With Tango, WWZ can work with the ideas and needs of customers and staff and adapt the products and services it offers. Today, the market is generally more interactive, so this is a vital way of building valuable customer relationships. What's more, feedback always contains an element of market research. The information it supplies can then be applied almost in real time, regardless of whether it comes from customers, partners, WWZ's own shops, or market research as such. This great agility powers efficiency, progress, and satisfaction levels in the individual stakeholder groups. And that's just what this modern multi-utility wants.

Fit for the future

The WWZ Board has plenty to look forward to, such as the upcoming market launch of innovative proprietary WWZ products and progress on other projects it has in the pipeline. These include Circolago, which is designed to provide large sections of Zug and Baar with regional, sustainable green energy from Lake Zug for heating, hot water, air conditioning and serverroom cooling systems. This takes WWZ very close to its goal of becoming Switzerland’s most customercentric combined energy and telecoms utility. It certainly has the right IT for it.
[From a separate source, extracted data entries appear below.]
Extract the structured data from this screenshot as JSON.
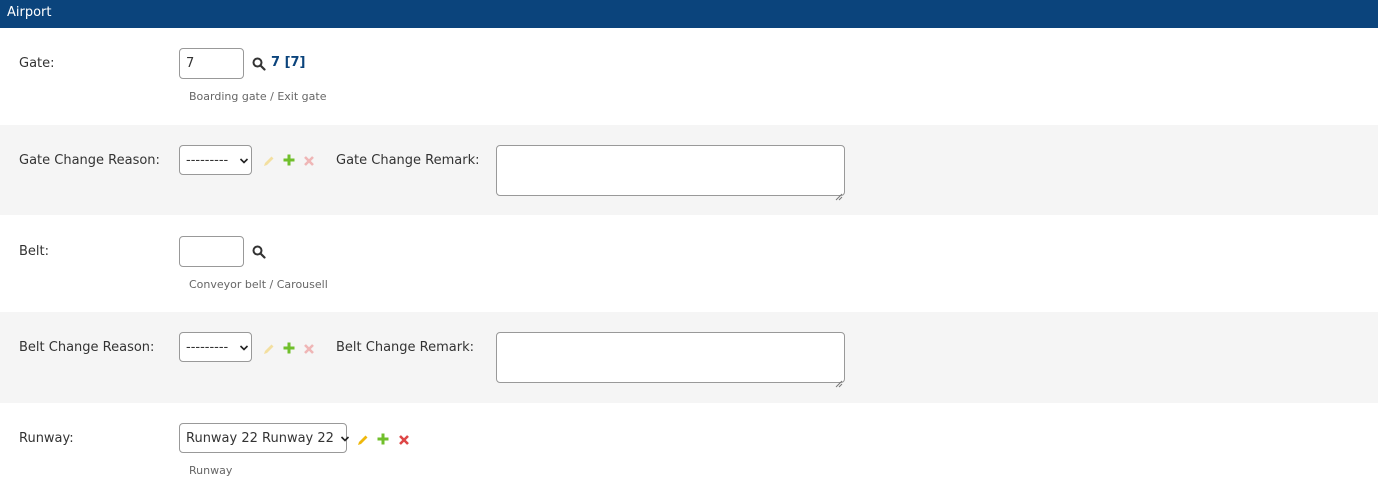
{
  "fieldset": {
    "title": "Airport"
  },
  "gate": {
    "label": "Gate:",
    "value": "7",
    "lookup_text": "7 [7]",
    "help": "Boarding gate / Exit gate",
    "icon": "search-icon"
  },
  "gate_change": {
    "reason_label": "Gate Change Reason:",
    "reason_value": "---------",
    "remark_label": "Gate Change Remark:",
    "remark_value": "",
    "icons": [
      "pencil-icon",
      "plus-icon",
      "delete-icon"
    ]
  },
  "belt": {
    "label": "Belt:",
    "value": "",
    "help": "Conveyor belt / Carousell",
    "icon": "search-icon"
  },
  "belt_change": {
    "reason_label": "Belt Change Reason:",
    "reason_value": "---------",
    "remark_label": "Belt Change Remark:",
    "remark_value": "",
    "icons": [
      "pencil-icon",
      "plus-icon",
      "delete-icon"
    ]
  },
  "runway": {
    "label": "Runway:",
    "value": "Runway 22 Runway 22",
    "help": "Runway",
    "icons": [
      "pencil-icon",
      "plus-icon",
      "delete-icon"
    ]
  },
  "colors": {
    "header": "#0b447c",
    "alt_row": "#f5f5f5",
    "link": "#0b447c",
    "edit_active": "#efb80b",
    "add": "#70bf2b",
    "delete_active": "#dd4646"
  }
}
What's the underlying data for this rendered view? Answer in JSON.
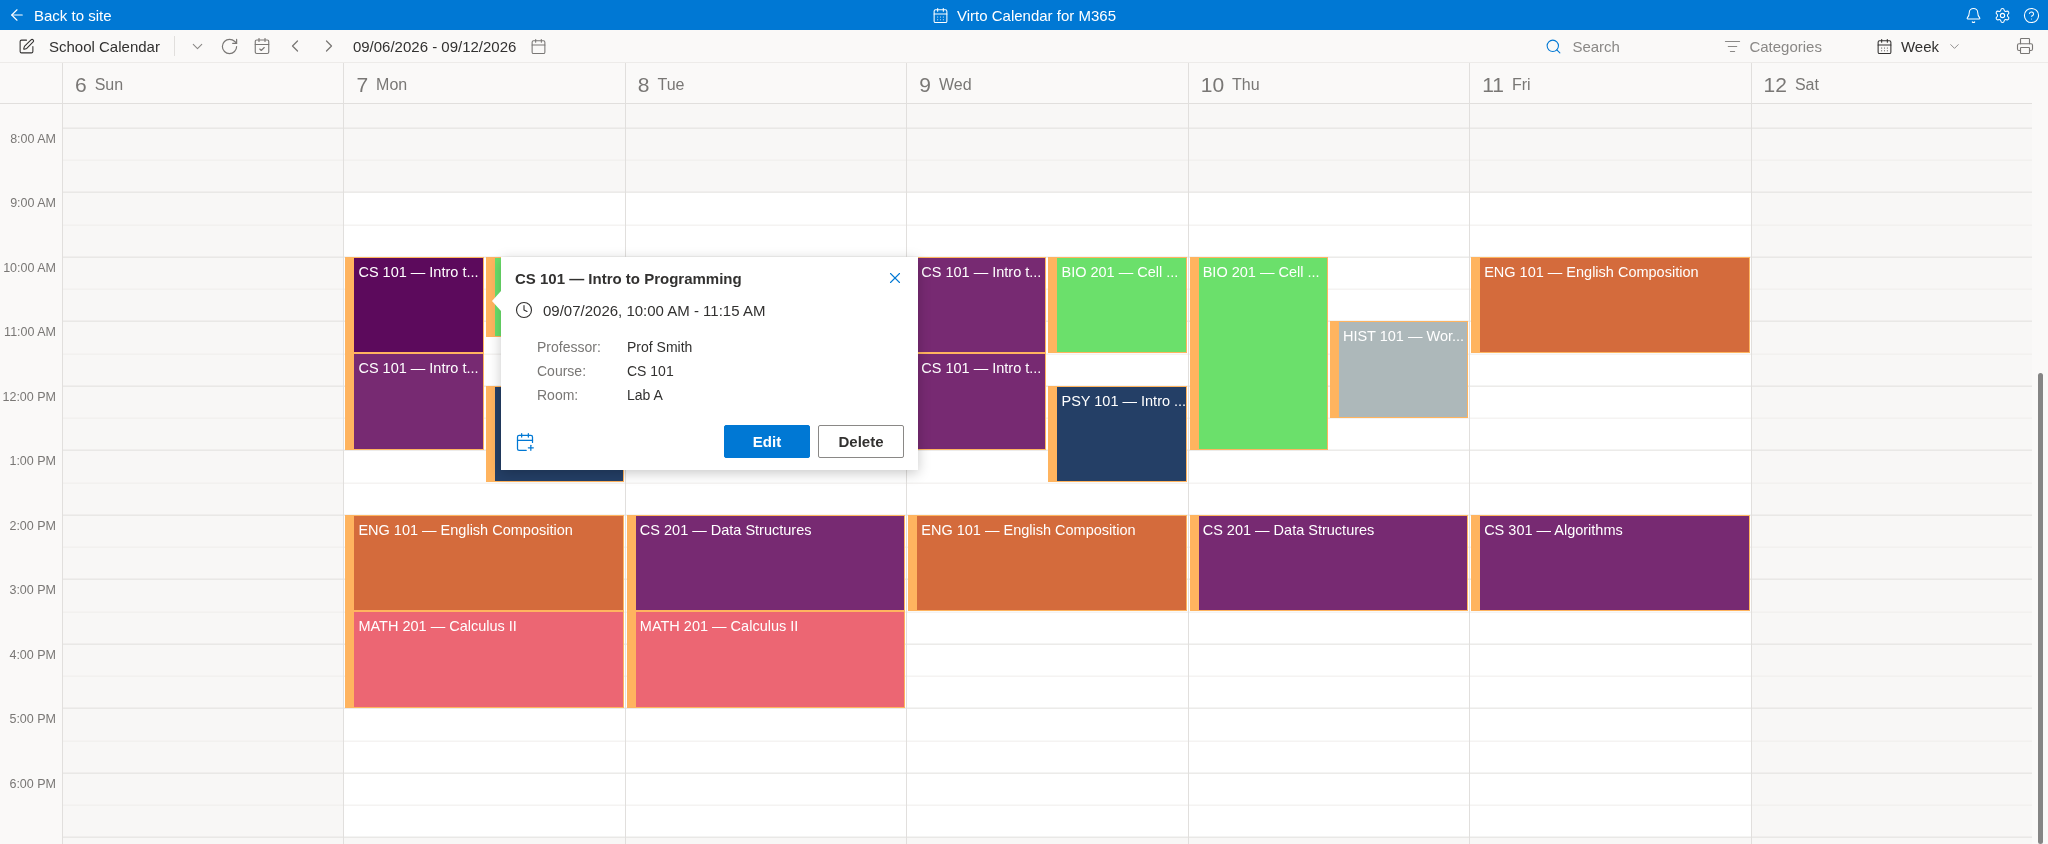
{
  "top_bar": {
    "back_link": "Back to site",
    "title": "Virto Calendar for M365"
  },
  "toolbar": {
    "calendar_name": "School Calendar",
    "date_range": "09/06/2026 - 09/12/2026",
    "search": {
      "placeholder": "Search"
    },
    "categories": "Categories",
    "view": "Week"
  },
  "calendar": {
    "time_labels": [
      "8:00 AM",
      "9:00 AM",
      "10:00 AM",
      "11:00 AM",
      "12:00 PM",
      "1:00 PM",
      "2:00 PM",
      "3:00 PM",
      "4:00 PM",
      "5:00 PM",
      "6:00 PM"
    ],
    "days": [
      {
        "number": "6",
        "name": "Sun",
        "kind": "weekend"
      },
      {
        "number": "7",
        "name": "Mon",
        "kind": "weekday",
        "groups": [
          {
            "lanes": [
              [
                {
                  "title": "CS 101 — Intro t...",
                  "color": "#5c0a5c"
                },
                {
                  "title": "CS 101 — Intro t...",
                  "color": "#772a72"
                }
              ],
              [
                {
                  "color": "#6be06b"
                },
                {
                  "color": "#243f66"
                }
              ]
            ]
          },
          {
            "lanes": [
              [
                {
                  "title": "ENG 101 — English Composition",
                  "color": "#d46b3c"
                },
                {
                  "title": "MATH 201 — Calculus II",
                  "color": "#ec6673"
                }
              ]
            ]
          }
        ]
      },
      {
        "number": "8",
        "name": "Tue",
        "kind": "weekday",
        "groups": [
          {
            "lanes": [
              [
                {
                  "title": "CS 201 — Data Structures",
                  "color": "#772a72"
                },
                {
                  "title": "MATH 201 — Calculus II",
                  "color": "#ec6673"
                }
              ]
            ]
          }
        ]
      },
      {
        "number": "9",
        "name": "Wed",
        "kind": "weekday",
        "groups": [
          {
            "lanes": [
              [
                {
                  "title": "CS 101 — Intro t...",
                  "color": "#772a72"
                },
                {
                  "title": "CS 101 — Intro t...",
                  "color": "#772a72"
                }
              ],
              [
                {
                  "title": "BIO 201 — Cell ...",
                  "color": "#6be06b"
                },
                {
                  "title": "PSY 101 — Intro ...",
                  "color": "#243f66"
                }
              ]
            ]
          },
          {
            "lanes": [
              [
                {
                  "title": "ENG 101 — English Composition",
                  "color": "#d46b3c"
                }
              ]
            ]
          }
        ]
      },
      {
        "number": "10",
        "name": "Thu",
        "kind": "weekday",
        "groups": [
          {
            "lanes": [
              [
                {
                  "title": "BIO 201 — Cell ...",
                  "color": "#6be06b"
                }
              ],
              [
                {
                  "title": "HIST 101 — Wor...",
                  "color": "#adb8ba"
                }
              ]
            ]
          },
          {
            "lanes": [
              [
                {
                  "title": "CS 201 — Data Structures",
                  "color": "#772a72"
                }
              ]
            ]
          }
        ]
      },
      {
        "number": "11",
        "name": "Fri",
        "kind": "weekday",
        "groups": [
          {
            "lanes": [
              [
                {
                  "title": "ENG 101 — English Composition",
                  "color": "#d46b3c"
                }
              ]
            ]
          },
          {
            "lanes": [
              [
                {
                  "title": "CS 301 — Algorithms",
                  "color": "#772a72"
                }
              ]
            ]
          }
        ]
      },
      {
        "number": "12",
        "name": "Sat",
        "kind": "weekend"
      }
    ]
  },
  "popup": {
    "title": "CS 101 — Intro to Programming",
    "when": "09/07/2026, 10:00 AM - 11:15 AM",
    "fields": [
      {
        "label": "Professor:",
        "value": "Prof Smith"
      },
      {
        "label": "Course:",
        "value": "CS 101"
      },
      {
        "label": "Room:",
        "value": "Lab A"
      }
    ],
    "buttons": [
      "Edit",
      "Delete"
    ]
  }
}
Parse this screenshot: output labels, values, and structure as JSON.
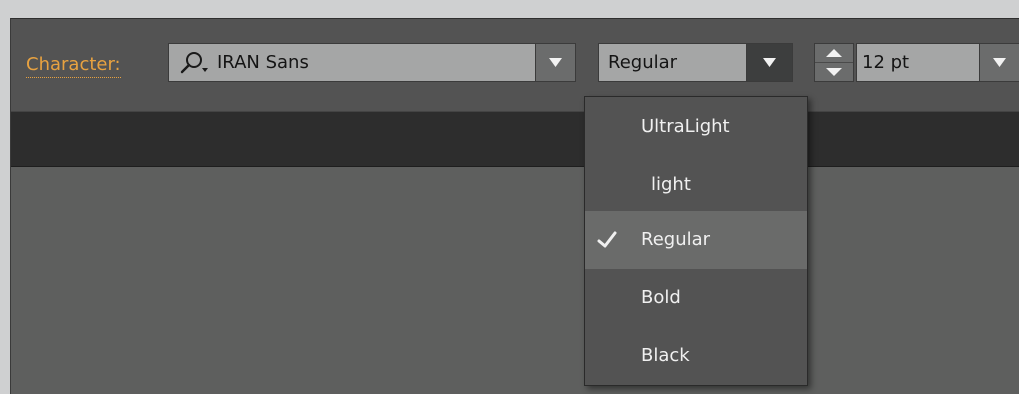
{
  "control_bar": {
    "label": "Character:",
    "font_family": {
      "value": "IRAN Sans",
      "icon": "search-icon"
    },
    "font_style": {
      "value": "Regular"
    },
    "font_size": {
      "value": "12 pt"
    }
  },
  "style_menu": {
    "items": [
      {
        "label": "UltraLight",
        "selected": false
      },
      {
        "label": "light",
        "selected": false
      },
      {
        "label": "Regular",
        "selected": true
      },
      {
        "label": "Bold",
        "selected": false
      },
      {
        "label": "Black",
        "selected": false
      }
    ]
  },
  "colors": {
    "accent_label": "#e8a240",
    "panel": "#535353",
    "field": "#a5a6a6",
    "selected_row": "#6a6b6a"
  }
}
What we’ve learned from WFH

You learn from your employees

You’d think that employees should be learning from their line managers but the pandemic has taught us otherwise. In the intimate surroundings of our own homes, we’ve had to learn to make more time to listen.

We’re working smarter

We’ve both found that we work much more productively from home. Perhaps losing the commute is part of that. In any case, we’d hardly have been able to get through so much work in the office.

We’re talking more about results than processes

By having to work from home, we’ve learned to trust our employees more than ever. Less micromanaging saves time and energy that can be put to use elsewhere. The results speak for themselves.